Train the TraCeS violation estimator before running TraCeS policy training. Provide an HDF5 trajectory dataset from DSRL via --hdf5_file. For example:
python scripts/train_classifier.py \
-env SafetyHopperVelocity-v1 \
--hdf5_file /path/to/dsrldata/data/SafetyHopperVelocityGymnasium-v1-250-2240.hdf5 \
-gruunits 16 \
-dropout 0.1 \
-batchsize 128 \
-targetacc 0.94 \
-lr 1e-4 \
-distribution_model \
-seed 1 \
-deviceno 0Then set the generated estimator artifact paths in traces/configs/on-policy/PPOLagTraCeS.yaml for the corresponding task. The committed YAML files use example paths and should be changed before running policy training:
pt_file: path/to/classifier.pt
train_dataset: path/to/traindataset.pt
test_dataset: path/to/testdataset.ptSmall pretrained estimator checkpoints may be provided under artifacts/pretrained_estimators/<task_name>/ using the training-script filename convention, for example <task_name>_DistributionGRU_4_2_128.pt for TraCeS and <task_name>_CostBudgetMLP_128.pt for CT. The CT implementation still parses the checkpoint filename to identify the estimator class, so keep this convention when adding or replacing CT checkpoints. Large pretraining or online datasets are not included in git; users should generate them locally or point the YAML fields to their own dataset paths. Using a pretrained pt_file without the corresponding datasets is possible, but the recommended reproduction path is to train the estimator and save the associated datasets for the task.
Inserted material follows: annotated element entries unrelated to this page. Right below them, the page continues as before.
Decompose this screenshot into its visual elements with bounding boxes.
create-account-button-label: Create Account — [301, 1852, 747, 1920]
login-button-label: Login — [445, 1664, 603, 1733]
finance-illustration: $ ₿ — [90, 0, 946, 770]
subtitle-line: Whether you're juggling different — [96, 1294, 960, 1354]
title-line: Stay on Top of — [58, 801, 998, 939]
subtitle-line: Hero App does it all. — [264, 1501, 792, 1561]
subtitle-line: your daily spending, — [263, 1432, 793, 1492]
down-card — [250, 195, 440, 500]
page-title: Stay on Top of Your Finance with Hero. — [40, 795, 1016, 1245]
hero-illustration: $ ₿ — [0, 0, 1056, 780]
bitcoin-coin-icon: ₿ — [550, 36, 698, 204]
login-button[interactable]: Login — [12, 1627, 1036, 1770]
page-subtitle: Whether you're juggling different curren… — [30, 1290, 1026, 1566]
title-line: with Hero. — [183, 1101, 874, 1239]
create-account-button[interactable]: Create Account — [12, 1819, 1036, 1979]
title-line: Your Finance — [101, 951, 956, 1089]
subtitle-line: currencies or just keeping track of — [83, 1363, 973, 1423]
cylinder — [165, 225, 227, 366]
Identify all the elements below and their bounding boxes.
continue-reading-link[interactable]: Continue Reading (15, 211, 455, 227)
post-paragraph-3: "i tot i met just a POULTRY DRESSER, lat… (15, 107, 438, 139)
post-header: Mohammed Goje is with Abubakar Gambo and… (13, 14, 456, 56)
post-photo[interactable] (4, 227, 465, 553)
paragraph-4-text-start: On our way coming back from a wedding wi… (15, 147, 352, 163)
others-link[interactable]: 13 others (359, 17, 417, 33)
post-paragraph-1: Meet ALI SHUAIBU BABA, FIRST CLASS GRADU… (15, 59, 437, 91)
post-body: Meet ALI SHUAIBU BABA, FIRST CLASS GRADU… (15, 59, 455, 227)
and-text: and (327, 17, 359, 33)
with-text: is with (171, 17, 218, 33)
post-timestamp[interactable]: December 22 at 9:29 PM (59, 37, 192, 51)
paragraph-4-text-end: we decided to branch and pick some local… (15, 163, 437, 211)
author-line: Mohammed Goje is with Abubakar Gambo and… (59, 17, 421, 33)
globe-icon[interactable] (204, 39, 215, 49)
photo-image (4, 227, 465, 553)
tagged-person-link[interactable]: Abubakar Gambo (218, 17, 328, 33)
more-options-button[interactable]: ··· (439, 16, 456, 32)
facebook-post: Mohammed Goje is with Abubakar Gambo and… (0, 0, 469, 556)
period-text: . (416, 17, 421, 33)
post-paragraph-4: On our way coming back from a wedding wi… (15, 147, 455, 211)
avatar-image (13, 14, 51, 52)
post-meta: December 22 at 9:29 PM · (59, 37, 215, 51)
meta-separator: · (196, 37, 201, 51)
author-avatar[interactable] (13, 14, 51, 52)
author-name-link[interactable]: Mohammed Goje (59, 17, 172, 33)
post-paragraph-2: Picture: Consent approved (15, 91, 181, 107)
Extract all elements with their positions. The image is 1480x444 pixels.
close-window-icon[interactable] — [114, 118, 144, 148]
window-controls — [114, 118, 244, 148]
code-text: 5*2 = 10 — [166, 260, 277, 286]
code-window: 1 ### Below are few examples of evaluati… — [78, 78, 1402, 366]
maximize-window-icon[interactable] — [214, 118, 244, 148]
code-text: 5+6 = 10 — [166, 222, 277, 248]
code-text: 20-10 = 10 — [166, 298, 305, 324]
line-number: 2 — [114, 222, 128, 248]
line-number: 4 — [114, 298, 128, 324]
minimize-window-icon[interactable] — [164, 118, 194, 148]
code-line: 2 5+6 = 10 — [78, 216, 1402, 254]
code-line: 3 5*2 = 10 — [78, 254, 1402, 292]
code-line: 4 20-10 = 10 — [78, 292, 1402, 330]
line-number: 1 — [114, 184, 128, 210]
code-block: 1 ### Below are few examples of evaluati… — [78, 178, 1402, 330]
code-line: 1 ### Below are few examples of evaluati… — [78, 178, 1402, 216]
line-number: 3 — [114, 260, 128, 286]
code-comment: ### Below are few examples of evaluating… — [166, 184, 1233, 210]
Alternatively, set these fields to null to skip estimator pretraining and start with a randomly initialized estimator network and empty pretraining dataset. This is useful for debugging or ablations, but pretrained estimator artifacts are the recommended setting for reproducing the paper experiments.
To train a policy using TraCeS:
python scripts/run_ppo_lag_traces.py [task_name] [start_seed] [end_seed]To train the CT baseline violation estimator, also provide an HDF5 trajectory dataset from DSRL. For example:
python scripts/train_mlp_classifier.py \
-env SafetyHalfCheetahVelocity-v1 \
--hdf5_file /path/to/dsrldata/data/SafetyHalfCheetahVelocityGymnasium-v1-250-2495.hdf5 \
-dropout 0.0 \
-batchsize 128 \
-targetacc 0.96 \
-lr 1e-3 \
-seed 9 \
-deviceno 0Then set the generated estimator artifact paths in traces/configs/on-policy/PPOLagCT.yaml for the corresponding task, or set them to null if you intentionally want the random-init/no-pretraining estimator mode.
To train a policy using the CT baseline:
python scripts/run_ppo_lag_ct.py [task_name] [start_seed] [end_seed]